Town of Greece--Important Excerpts

First, the Court makes clear that not only is Marsh still good law, it should not be viewed as some kind of a "legislative prayer" exception to the Establishment Clause.

"Any test the Court adopts must acknowledge a practice that was accepted by the Framers and has withstood the critical scrutiny of time and political change." p.1793

How does this apply to passive display cases such as those involving a Nativity Display or a Ten Commandments display? Or to Commencement prayer cases or to student-led prayer before football games?

What about the argument that legislative prayer must be "nonsectarian or ecumenical?"  p.1793

  This argument is "not consistent with the tradition of legislative prayer outlined in the Court's cases." p. 1793

Sectarian prayers are fine, because we acknowledge "our growing diversity not by proscibing sectarian content but by welcoming ministers of many creeds." p. 1794 The EC does not require "that legislative prayer may be addressed only to a generic God." p. 1792 (some of this is in the original opinion but has been edited from the casebook)

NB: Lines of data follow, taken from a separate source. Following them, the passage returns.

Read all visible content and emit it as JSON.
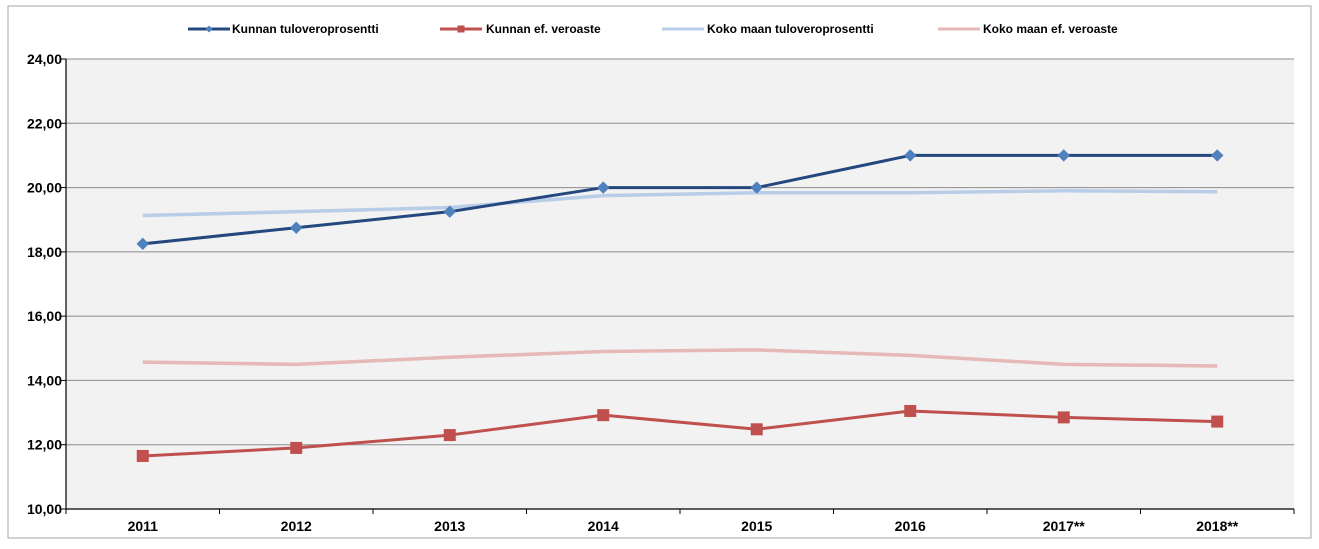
{
  "chart_data": {
    "type": "line",
    "categories": [
      "2011",
      "2012",
      "2013",
      "2014",
      "2015",
      "2016",
      "2017**",
      "2018**"
    ],
    "ylim": [
      10,
      24
    ],
    "yticks": [
      "10,00",
      "12,00",
      "14,00",
      "16,00",
      "18,00",
      "20,00",
      "22,00",
      "24,00"
    ],
    "grid": true,
    "legend_position": "top",
    "series": [
      {
        "name": "Kunnan tuloveroprosentti",
        "color": "#24487e",
        "marker": "diamond",
        "values": [
          18.25,
          18.75,
          19.25,
          20.0,
          20.0,
          21.0,
          21.0,
          21.0
        ]
      },
      {
        "name": "Kunnan ef. veroaste",
        "color": "#c0504d",
        "marker": "square",
        "values": [
          11.65,
          11.9,
          12.3,
          12.92,
          12.48,
          13.05,
          12.85,
          12.72
        ]
      },
      {
        "name": "Koko maan tuloveroprosentti",
        "color": "#b9cde8",
        "marker": "none",
        "values": [
          19.13,
          19.25,
          19.38,
          19.75,
          19.84,
          19.84,
          19.9,
          19.87
        ]
      },
      {
        "name": "Koko maan ef. veroaste",
        "color": "#e6b9b8",
        "marker": "none",
        "values": [
          14.57,
          14.5,
          14.72,
          14.9,
          14.95,
          14.78,
          14.5,
          14.45
        ]
      }
    ]
  }
}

Government may invite prayer into the public sphere, and "must permit the prayer giver to address his or her own God or gods as conscience dictates." p. 1794 The only constraint on the content of prayers is this:

"If the course and practice over time shows that the invocations denigrate nonbelievers or religious minorities, threaten damnation, or preach conversion," that "would present a different case than the one presently before the Court."  p. 1794

What about those offended by the prayer--the offended observers?

1, See p.1795

2. "Offense, however, does not equate to coercion. Adults often encounter speech they find disagreeable; and an Establishment Clause violation is not made out any time a person experiences a sense of affront from the expression of contrary religious views in a legislative forum, especially where, as here, any member of the public is welcome in turn to offer an invocation reflecting his or her own convictions." --Town of Greece, 134 S. Ct. at 1826.

Here is how I summarize this last point in a short article I have written:


The Town of Greece majority opinion was also not persuaded by the argument that prayer at town board meetings “coerces participation by nonadherents.”Although there was no actual coercion or intimidation of those wishing not to pray, Respondents argued that some members of the public might feel “subtle pressure” to join in prayers in order to please town board members “who would be ruling on their petitions." In the alternative, Respondents argued that they found the prayers offensive and this made them feel “excluded and disrespected.” The Supreme Court rejected all of these arguments reasoning that “mature adults” should have the capacity to resist subtle pressure and to either leave “the meeting room during the prayer” or remain in the room and quietly decline to join in the prayer. Moreover, in response to Respondents’ argument that sectarian prayers offended them and hurt their feelings, the Court essentially instructed them to grow up and get over it:

“Adults often encounter speech they find disagreeable; and an Establishment Clause violation is not made out any time a person experiences a sense of affront from the expression of contrary religious views in a legislative forum, especially where, as here, any member of the public is welcome in turn to offer an invocation reflecting his or her own convictions.”

In other words, neither subtle pressure to participate nor hurt feelings will suffice to give mature adults a constitutional right to enjoin legislative prayer at town board meetings. Religious liberty under the Establishment Clause does not give dissenters a heckler’s veto over the practice or content of legislative prayers. Or, as Justice Kennedy put it so clearly in Town of Greece, “[s]o long as the town maintains a policy of nondiscrimination,” government does not “engage in impermissible coercion merely by exposing constituents to prayer they would rather not hear and in which they need not participate.”  

 Do not overlook Justice Thomas' concurring opinion (at p.1797) in which he speaks of the EC as a "federalism provision." What does that mean? How would it affect cases such as these?